RBA Monetary Policy Decision: June 2026

The Reserve Bank of Australia held the cash rate unchanged at 4.35% in June 2026, as inflation remains elevated and growth shows signs of slowing following prior tightening.
- The Board kept the cash rate target at 4.35% (0 bps change), with a unanimous decision, indicating a pause to assess the impact of earlier rate hikes.
- Inflation has remained elevated, with both headline and underlying measures described as still too high, reflecting persistent price pressures despite some recent easing in oil prices.
- Energy and related commodity prices remain above pre-conflict levels, and firms are increasingly passing through higher costs to consumers, suggesting ongoing inflationary pressure from input costs.
- Short-term inflation expectations have eased but remain higher than earlier in the year, indicating some moderation but still elevated expectations relative to prior periods.
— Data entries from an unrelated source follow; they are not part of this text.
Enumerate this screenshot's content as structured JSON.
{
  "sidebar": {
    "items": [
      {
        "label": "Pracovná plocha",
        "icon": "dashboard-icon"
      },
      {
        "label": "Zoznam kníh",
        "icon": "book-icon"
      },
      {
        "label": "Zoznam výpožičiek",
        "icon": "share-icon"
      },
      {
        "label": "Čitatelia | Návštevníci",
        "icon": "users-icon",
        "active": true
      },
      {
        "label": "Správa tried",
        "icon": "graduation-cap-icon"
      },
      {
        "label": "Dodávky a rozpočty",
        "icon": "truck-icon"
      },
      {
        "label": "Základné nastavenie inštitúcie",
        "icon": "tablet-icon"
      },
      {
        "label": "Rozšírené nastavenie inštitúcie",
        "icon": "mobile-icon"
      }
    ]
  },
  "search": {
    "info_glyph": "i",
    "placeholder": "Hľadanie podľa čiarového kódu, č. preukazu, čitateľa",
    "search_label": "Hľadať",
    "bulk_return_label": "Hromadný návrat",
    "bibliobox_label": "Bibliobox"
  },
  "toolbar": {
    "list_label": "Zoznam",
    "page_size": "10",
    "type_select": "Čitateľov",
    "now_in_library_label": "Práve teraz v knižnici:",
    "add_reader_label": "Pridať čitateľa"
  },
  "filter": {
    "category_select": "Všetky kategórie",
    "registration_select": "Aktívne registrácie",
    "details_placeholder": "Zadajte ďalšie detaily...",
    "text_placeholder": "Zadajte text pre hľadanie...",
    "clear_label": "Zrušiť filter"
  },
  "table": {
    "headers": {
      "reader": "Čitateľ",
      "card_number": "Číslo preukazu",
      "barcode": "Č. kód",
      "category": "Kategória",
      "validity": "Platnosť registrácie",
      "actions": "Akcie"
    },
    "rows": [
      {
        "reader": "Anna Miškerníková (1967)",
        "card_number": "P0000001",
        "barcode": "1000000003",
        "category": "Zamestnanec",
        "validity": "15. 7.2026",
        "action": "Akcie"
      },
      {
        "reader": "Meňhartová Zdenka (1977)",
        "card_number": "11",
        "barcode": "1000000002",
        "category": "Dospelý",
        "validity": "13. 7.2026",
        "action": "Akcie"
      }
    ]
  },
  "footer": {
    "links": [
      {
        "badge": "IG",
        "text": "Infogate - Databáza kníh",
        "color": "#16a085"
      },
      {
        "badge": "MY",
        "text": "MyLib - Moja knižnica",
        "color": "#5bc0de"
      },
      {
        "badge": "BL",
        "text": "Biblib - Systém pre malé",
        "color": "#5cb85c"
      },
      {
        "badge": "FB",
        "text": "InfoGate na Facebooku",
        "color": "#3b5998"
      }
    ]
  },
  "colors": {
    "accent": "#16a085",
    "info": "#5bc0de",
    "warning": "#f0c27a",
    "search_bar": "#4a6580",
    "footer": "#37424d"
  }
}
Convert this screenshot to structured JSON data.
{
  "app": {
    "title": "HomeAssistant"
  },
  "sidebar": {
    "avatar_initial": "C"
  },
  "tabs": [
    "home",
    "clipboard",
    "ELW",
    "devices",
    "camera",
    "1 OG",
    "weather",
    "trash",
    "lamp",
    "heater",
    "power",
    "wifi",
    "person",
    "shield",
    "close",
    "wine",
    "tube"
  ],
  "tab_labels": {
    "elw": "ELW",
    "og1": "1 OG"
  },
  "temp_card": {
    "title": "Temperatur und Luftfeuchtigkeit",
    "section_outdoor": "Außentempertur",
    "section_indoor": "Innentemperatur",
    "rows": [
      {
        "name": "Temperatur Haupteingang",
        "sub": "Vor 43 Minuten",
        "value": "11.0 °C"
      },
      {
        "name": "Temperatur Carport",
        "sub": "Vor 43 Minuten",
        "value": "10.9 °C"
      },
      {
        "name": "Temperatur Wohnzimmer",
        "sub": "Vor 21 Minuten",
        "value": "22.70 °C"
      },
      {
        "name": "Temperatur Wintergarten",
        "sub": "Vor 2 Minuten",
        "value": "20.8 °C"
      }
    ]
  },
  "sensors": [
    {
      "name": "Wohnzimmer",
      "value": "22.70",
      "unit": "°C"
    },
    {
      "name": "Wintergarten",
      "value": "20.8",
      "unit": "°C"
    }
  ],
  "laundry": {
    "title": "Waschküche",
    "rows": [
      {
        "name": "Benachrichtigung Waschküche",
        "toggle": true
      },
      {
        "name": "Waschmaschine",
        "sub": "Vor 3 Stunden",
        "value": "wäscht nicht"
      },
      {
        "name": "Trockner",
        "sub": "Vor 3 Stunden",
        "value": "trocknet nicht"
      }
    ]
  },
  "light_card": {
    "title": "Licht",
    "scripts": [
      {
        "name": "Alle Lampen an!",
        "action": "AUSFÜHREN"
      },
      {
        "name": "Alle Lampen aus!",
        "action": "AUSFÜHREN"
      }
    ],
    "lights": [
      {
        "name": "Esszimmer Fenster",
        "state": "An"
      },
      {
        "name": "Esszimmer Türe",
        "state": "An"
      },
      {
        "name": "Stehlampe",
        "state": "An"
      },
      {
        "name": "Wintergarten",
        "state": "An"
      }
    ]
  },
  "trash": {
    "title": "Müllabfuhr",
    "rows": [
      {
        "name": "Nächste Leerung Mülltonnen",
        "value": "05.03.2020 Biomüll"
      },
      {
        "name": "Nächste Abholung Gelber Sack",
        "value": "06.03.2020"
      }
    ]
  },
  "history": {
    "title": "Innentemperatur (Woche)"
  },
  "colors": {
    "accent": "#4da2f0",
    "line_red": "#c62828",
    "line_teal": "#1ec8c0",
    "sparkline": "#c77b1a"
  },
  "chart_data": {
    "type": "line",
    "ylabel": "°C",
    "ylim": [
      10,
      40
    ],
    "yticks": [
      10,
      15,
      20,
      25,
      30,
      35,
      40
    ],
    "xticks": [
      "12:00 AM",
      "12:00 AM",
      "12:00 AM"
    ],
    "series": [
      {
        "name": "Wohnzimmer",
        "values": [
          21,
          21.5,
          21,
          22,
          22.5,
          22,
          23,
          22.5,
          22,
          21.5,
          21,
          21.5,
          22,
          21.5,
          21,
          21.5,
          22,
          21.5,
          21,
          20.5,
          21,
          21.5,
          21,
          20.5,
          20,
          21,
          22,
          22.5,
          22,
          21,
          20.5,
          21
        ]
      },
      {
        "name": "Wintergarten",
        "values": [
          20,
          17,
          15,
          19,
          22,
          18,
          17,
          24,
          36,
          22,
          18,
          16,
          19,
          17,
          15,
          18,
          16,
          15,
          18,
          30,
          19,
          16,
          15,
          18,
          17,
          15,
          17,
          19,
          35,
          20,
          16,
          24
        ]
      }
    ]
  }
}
- Financial conditions have tightened following three earlier rate hikes, with higher money market rates, bond yields, and an appreciating exchange rate, contributing to slower economic momentum.
- Consumer spending growth has begun to slow and housing market conditions have softened, with prices declining in some capital cities, indicating the impact of tighter policy on demand.
- Labor market conditions are mixed, with a higher-than-expected unemployment rate in April but otherwise resilient indicators, suggesting some softening without broad deterioration.
- The outlook remains highly uncertain, with risks that inflation could be higher and growth lower depending on the persistence of energy supply disruptions and global uncertainty.
- The Board emphasized that inflation is likely to remain elevated for some time and remains prepared to tighten further if necessary, while monitoring the effects of prior policy adjustments.